I do not accept the submission of Mr Bates that the judge did not give reasons for rejecting the evidence of Dr  Lowenstein . The case for the father was largely based upon the suspect conclusions of the court welfare officer of emotional harm suffered by the child. The judge did give reasons and it was well within his judicial function not to accept that evidence.

And then yet another Court of Appeal case in 1999  – this time, the report having been obtained outside of Court proceedings and without the permission of the Court.

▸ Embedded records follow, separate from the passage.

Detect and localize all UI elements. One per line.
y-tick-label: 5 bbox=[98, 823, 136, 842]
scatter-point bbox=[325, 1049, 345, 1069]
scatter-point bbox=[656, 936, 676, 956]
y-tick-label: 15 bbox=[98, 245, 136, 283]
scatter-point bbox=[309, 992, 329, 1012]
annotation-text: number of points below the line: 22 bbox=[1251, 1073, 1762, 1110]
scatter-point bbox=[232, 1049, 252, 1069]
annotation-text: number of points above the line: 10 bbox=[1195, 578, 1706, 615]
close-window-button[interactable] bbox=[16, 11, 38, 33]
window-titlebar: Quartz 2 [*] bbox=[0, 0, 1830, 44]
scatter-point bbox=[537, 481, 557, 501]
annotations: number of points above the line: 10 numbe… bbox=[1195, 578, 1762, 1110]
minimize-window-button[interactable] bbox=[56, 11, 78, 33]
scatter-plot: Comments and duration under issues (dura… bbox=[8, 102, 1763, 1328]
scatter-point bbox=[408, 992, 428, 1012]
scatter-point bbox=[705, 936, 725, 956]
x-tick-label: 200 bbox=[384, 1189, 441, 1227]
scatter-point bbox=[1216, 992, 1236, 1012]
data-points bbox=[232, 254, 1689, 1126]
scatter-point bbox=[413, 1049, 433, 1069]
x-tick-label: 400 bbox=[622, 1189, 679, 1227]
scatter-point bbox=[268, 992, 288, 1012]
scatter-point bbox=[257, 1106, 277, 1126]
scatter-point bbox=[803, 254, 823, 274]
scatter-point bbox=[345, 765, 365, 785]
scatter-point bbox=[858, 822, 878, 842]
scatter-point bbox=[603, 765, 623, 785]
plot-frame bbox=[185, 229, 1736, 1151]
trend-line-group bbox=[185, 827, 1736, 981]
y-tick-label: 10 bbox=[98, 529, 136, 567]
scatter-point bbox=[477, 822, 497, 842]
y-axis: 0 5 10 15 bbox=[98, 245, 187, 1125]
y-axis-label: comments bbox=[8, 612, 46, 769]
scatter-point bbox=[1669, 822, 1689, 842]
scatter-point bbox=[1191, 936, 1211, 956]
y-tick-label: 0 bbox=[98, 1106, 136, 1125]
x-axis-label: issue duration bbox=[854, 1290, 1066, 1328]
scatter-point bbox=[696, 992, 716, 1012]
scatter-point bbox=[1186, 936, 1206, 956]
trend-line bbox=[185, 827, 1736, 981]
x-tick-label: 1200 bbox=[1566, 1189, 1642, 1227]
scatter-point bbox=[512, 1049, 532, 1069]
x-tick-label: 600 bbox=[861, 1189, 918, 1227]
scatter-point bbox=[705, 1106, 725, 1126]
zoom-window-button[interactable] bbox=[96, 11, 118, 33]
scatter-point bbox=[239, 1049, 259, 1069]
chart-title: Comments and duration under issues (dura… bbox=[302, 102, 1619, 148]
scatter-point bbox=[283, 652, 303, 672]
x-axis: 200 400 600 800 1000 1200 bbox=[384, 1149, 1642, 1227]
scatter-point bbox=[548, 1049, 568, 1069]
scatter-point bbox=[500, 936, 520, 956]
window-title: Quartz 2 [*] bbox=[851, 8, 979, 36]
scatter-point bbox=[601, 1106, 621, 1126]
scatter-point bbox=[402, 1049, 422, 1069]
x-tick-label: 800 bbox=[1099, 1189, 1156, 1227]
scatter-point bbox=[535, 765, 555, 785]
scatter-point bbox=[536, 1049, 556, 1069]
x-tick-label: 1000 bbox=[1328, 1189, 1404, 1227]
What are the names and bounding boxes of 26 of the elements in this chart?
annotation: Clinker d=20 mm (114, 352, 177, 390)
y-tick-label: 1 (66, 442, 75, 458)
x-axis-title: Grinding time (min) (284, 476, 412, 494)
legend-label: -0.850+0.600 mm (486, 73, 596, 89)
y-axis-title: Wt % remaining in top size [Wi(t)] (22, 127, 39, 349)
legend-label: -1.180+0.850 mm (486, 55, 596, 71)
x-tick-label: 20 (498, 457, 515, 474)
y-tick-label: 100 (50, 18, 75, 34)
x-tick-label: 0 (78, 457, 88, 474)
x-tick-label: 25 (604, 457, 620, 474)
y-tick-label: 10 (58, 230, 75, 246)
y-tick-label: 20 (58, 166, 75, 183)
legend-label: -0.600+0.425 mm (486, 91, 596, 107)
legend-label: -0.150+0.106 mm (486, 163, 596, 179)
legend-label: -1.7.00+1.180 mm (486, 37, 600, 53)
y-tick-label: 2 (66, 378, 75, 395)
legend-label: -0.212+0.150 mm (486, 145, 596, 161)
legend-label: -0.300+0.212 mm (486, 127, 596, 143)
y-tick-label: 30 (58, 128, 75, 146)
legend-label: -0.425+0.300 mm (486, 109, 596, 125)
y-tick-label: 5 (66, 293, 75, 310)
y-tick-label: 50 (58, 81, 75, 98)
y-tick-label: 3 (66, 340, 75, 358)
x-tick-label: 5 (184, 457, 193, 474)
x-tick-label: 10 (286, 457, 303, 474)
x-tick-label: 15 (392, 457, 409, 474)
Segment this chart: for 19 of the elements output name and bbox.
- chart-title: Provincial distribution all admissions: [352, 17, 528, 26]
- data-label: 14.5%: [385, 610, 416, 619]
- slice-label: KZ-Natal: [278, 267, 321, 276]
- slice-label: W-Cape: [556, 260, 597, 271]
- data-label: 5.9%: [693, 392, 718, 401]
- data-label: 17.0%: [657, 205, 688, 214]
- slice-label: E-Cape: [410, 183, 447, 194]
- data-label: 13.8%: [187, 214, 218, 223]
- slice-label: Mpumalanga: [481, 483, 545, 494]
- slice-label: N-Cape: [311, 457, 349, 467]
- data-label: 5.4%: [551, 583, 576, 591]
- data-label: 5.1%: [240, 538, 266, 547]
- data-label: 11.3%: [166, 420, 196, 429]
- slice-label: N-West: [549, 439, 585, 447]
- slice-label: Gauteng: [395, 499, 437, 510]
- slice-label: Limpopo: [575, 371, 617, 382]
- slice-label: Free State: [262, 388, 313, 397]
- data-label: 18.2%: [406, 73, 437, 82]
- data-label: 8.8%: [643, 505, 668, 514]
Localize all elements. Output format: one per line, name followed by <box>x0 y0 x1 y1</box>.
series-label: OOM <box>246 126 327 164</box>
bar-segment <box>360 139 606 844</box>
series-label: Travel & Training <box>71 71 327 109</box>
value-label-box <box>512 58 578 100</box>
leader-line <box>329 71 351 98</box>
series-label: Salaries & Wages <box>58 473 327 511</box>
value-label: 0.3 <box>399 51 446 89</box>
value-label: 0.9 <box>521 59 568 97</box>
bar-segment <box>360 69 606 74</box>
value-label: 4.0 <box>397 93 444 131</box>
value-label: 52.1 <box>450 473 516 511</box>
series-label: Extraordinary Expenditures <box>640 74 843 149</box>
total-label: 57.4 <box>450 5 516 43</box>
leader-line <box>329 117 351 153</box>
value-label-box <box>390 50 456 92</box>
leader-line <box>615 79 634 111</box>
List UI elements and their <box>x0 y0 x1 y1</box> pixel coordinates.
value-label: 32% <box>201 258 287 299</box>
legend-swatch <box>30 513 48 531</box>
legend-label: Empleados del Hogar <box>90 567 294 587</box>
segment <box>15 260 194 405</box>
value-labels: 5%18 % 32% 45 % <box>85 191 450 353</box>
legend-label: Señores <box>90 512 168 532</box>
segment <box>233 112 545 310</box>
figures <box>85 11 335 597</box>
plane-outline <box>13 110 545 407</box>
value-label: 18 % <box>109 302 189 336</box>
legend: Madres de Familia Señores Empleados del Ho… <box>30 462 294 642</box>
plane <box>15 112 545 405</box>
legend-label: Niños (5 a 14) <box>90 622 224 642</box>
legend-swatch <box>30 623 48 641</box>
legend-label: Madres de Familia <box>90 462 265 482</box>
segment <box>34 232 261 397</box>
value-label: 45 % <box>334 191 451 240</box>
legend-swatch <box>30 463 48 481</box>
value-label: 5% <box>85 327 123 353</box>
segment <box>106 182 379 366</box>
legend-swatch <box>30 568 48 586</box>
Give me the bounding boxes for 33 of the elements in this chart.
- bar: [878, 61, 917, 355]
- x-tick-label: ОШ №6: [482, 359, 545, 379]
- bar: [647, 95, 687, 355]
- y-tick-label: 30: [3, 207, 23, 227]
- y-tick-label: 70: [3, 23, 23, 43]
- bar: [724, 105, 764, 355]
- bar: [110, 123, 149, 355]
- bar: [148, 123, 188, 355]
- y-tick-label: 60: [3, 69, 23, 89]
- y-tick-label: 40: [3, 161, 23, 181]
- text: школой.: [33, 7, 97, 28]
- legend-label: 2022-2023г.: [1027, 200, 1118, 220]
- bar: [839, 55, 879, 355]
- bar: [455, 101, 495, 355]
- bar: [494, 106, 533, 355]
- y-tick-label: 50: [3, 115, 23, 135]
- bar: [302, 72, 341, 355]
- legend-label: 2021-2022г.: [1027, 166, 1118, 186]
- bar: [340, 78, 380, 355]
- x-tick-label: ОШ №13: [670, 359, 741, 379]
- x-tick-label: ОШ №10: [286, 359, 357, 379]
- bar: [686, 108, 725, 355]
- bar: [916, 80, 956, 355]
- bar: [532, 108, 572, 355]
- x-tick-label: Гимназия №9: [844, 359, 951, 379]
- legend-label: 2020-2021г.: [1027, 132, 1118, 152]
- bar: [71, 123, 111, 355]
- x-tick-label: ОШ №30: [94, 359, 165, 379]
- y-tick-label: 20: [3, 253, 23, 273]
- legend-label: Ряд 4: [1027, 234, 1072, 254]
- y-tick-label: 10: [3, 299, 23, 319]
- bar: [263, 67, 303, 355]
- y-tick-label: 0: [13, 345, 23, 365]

Clark v Clark and Another 1999

By a summons of 1st March the wife sought to admit fresh evidence consisting of a report from Dr  Lowenstein , a clinical psychologist, a statement from Detective Constable Shirley and her own affidavit. By a later summons she sought to introduce reports from Dr Mathews and Dr Fraser Anderson. It was agreed at the outset that all this additional evidence would be received by the court de bene esse and that any ruling on its admissibility would be deferred to final judgment. I will therefore deal straightaway with this additional evidence. The affidavit from Dr  Lowenstein  hardly meets any test for the admission of fresh evidence. He is a clinical psychologist who prepared a written report on the wife having spent several hours in her company on 8th February 1999. In a neat way this manoeuvre illustrates the extent to which the wife inhabits a world bounded by her egocentric and manipulative will unconstrained by any objective reality. Dr  Lowenstein  gave the opinion that he did because Mrs Clark restricted him to her version of events omitting to inform the psychologist that that version had been comprehensively rejected in High Court proceedings. The statement from the detective constable has greater validity in that it contradicts assertions made by the husband in letters to his solicitors in April and June 1995 to the effect that the detective constable had been obstructed by the wife in investigating a report from the husband of the theft of a picture from Wellow Park. There is perhaps just sufficient justification to permit the admission of that evidence for further investigation. As to the reports from Dr Anderson and Dr Mathews, in my opinion they fail to meet any test of admissibility. Dr Mathews’ undated report, but written in this month of April, only contains what was before the judge in her manuscript medical notes. The report from Dr Fraser Anderson simply relates to the husband’s condition in May 1997. It is dated 23rd November 1998 and it is admitted that it was requested prior to judgment. There is nothing within it which would in any way have expanded the judge’s knowledge or affected his conclusions. Consequently I would admit the statement from the detective constable and reject the three medical reports. I would add that even if admitted their contents would not have assisted her case

I will give  a caveat. There may well be many cases where Dr Lowenstein has provided a report in family Court proceedings where the Court found it useful and helpful and relied upon it, even thanking him for the valuable report. There may be hundreds of such cases. There just aren’t any reported ones. Not all cases get reported.